An audio aired on CNN Monday claims to contain what some say are at least 10 gunshots allegedly fired by Ferguson, Missouri, police officer Darren Wilson. Although a forensic audio expert says he heard at least 10 shots, a number of questions have been raised about the audio.
The veracity of the audio itself, CNN noted some 10 paragraphs into its online report, has not been verified. Holly Yan said CNN has contacted the FBI to confirm their interview with the man who provided it. Even if the audio turns out to be from the Ferguson shooting, CNN said it would be difficult to say whose narrative it supports.
Other questions about the audio have been raised. For example, many are asking why the audio is being released now instead of shortly after the shooting. The Gateway Pundit's Jim Hoft also wondered where the rest of the audio is located, specifically, the audio immediately before the shots.
Rush Limbaugh also weighed in, calling the audio the "strangest sounding thing" he has ever heard. He also wondered how the man who reportedly heard the shots could calmly continue his conversation even after hearing gunfire.

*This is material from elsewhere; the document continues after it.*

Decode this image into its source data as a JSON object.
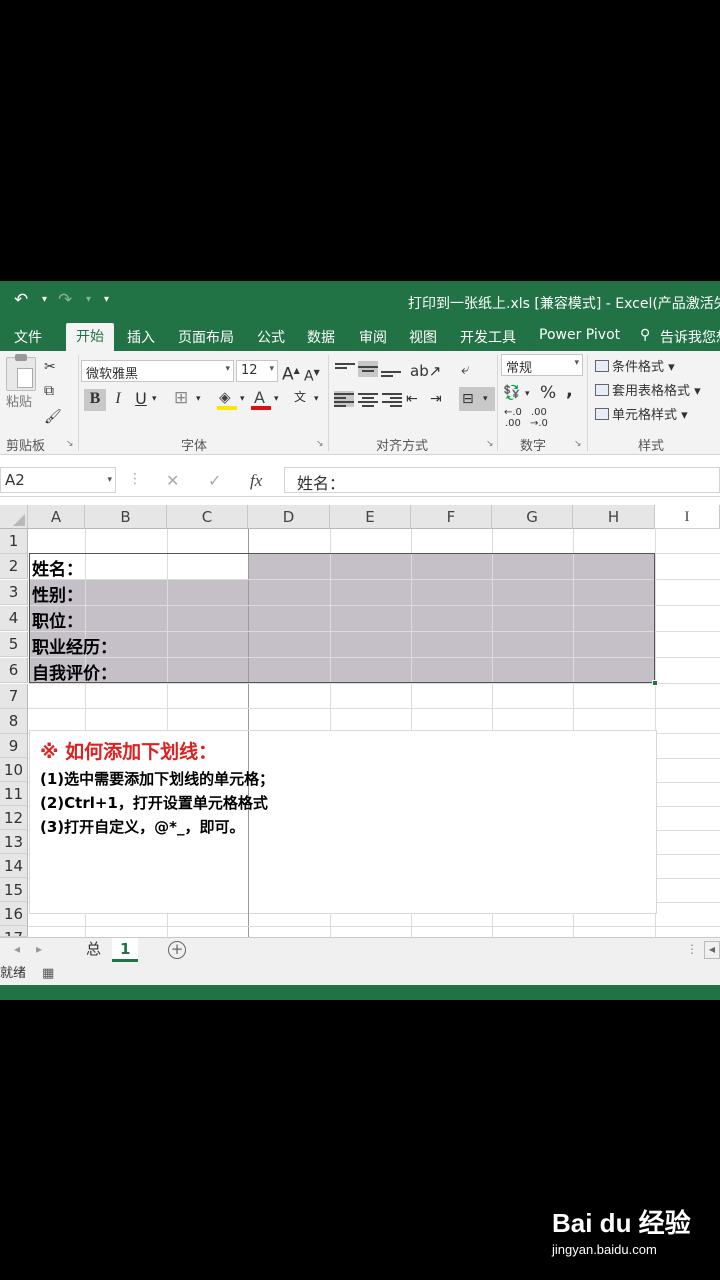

"I mean, here's apparently gunshots going on, close enough that this guy's computer microphone could pick 'em up and he doesn't even skip a beat," Limbaugh said. "He doesn't miss a beat. He's so excited to be talking to this babe and watching this babe's videos, there's gunfire outside the window, and he's not even fazed."
"That could be in Chicago," Limbaugh said, noting the recording could have been made anywhere. "That could be in Detroit."

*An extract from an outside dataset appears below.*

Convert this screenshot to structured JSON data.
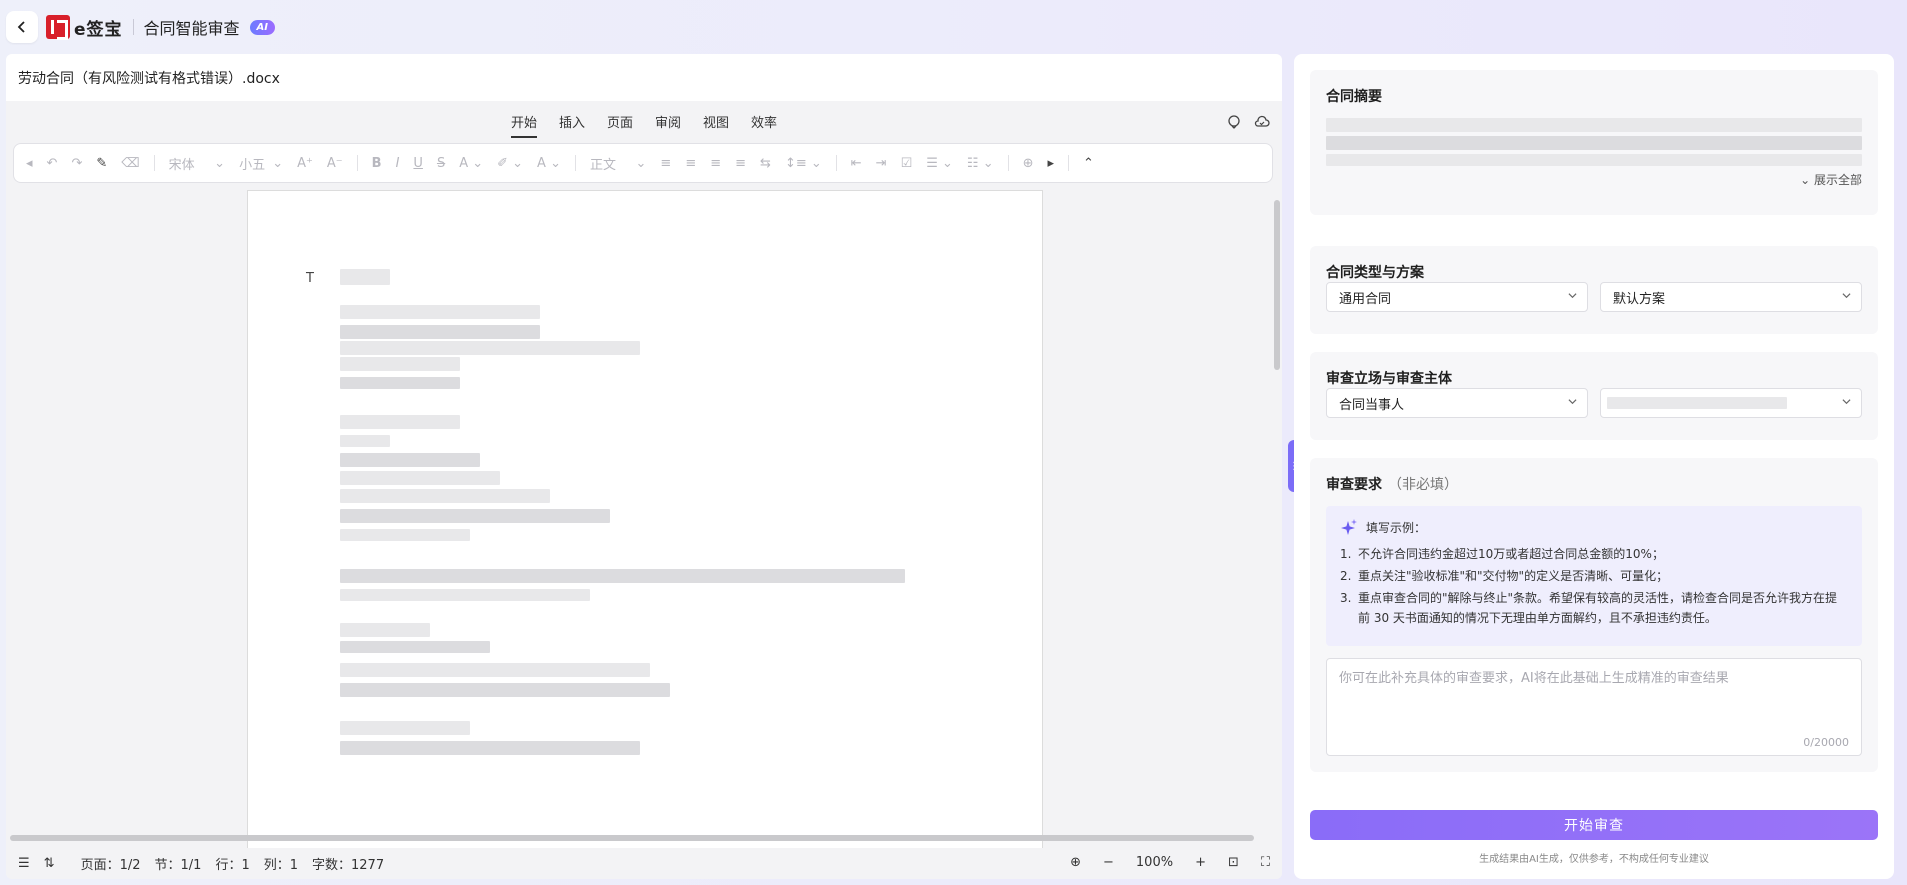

"How are they ever gonna confirm this?" he asked. But confirming the authenticity of the audio may be irrelevant, he said, since CNN has already declared it real, even though the shots could have been something playing on a nearby television set. Moreover, he said, no witnesses have come forward saying there were 10 shots.
But the facts surrounding the audio may not matter, since, as Limbaugh said, the so-called "mainstream media" has already decided to use the audio to their advantage. The case, Limbaugh said, is "slipping away from 'em. This might enable them to get it back in support of the original myth."